At this point, I’m not going to bother with excuses any longer and I’ll just apologize for the gaps in between these posts.  But, I will continue to stick with it, even if it takes a year; I rarely get to program in C# anymore, so it’s fun when I do.  In this episode, I got a bit more sophisticated in the use of SpecFlow and actually got the acceptance tests into what appears to be reasonable shape moving forward.  I’m drawing my knowledge of Specflow from this Pluralsight course.  It’s a big help.

Here’s what I accomplish in this clip:

  • Implemented a new SpecFlow feature.
  • Discovered that the different SpecFlow features can refer to the same C# class.
  • Implemented parameterized spec flow components and then scenarios.
  • Got rid of the “hello world-ish” feature that I had created to get up to speed in favor of one that’s a lot more useful.

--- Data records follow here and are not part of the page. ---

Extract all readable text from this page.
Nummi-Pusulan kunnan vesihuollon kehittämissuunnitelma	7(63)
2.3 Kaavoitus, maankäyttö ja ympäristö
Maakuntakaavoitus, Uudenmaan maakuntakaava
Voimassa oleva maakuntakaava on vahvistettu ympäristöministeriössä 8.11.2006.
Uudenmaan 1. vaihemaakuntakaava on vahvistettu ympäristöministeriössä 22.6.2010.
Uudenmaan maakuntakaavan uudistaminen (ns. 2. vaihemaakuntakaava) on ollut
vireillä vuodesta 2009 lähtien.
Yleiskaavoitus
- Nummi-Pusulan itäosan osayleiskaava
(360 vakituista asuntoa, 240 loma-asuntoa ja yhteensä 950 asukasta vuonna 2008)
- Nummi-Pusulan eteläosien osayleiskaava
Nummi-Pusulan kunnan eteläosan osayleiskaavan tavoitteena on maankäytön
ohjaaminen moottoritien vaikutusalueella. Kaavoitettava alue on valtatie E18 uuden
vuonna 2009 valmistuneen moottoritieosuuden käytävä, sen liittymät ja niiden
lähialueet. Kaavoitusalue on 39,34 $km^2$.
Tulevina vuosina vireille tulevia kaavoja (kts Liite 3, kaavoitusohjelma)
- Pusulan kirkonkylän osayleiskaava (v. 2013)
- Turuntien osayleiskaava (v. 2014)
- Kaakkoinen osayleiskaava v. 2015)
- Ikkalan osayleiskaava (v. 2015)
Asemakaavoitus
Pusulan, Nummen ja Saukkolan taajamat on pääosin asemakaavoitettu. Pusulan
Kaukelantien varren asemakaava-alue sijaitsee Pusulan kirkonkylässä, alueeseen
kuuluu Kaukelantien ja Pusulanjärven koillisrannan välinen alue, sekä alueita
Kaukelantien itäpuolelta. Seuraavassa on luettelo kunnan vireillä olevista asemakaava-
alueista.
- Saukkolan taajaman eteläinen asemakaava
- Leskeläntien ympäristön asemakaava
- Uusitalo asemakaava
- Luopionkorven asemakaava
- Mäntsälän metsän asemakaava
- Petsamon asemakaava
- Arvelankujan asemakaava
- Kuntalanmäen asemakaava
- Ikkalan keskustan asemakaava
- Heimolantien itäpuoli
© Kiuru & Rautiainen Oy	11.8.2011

Here are some lessons to take away:

  • When using new tools, you’re going to flounder a bit before the aha! moments.  That’s okay and it happens to everyone.
  • As your understanding of tooling and your environment evolves, be sure to evolve with it.  Don’t remain rigid.
  • Fight the urge to copy and paste.  It’s always a fight myself, but on the occasion that I don’t have a better solution right in the moment, getting a test green, than duplicating code, I force myself to feel the pain and re-type it.  This helps me remember I’m failing and that I need to make corrections.
  • When I got my bearings in SpecFlow and realized that I had things from the example that I didn’t actually need, I deleted them forthwith.  You can always add stuff back later, but don’t leave things you don’t need laying around.
  • Notice how much emphasis I placed throughout the clip on getting back to green as frequently as possible.  I could have parameterized everything wholesale in a broad refactoring, but I broke it up, checking for green as frequently as possible.
  • Sometimes sanity checks are necessary, especially when you don’t really know what you’re doing.  I was not clear on why 8 was succeeding, since I was querying for a piece off the board.  Just to make sure that I wasn’t messing up the setup and it was never even checking for 8, I added that exception in temporarily.  Use those types of checks to make sure you’re not tilting at windmills.  As I’ve said, getting red when you expect red is important.
  • No matter what you’re doing, always look to be refactoring and consolidating to keep your code tight.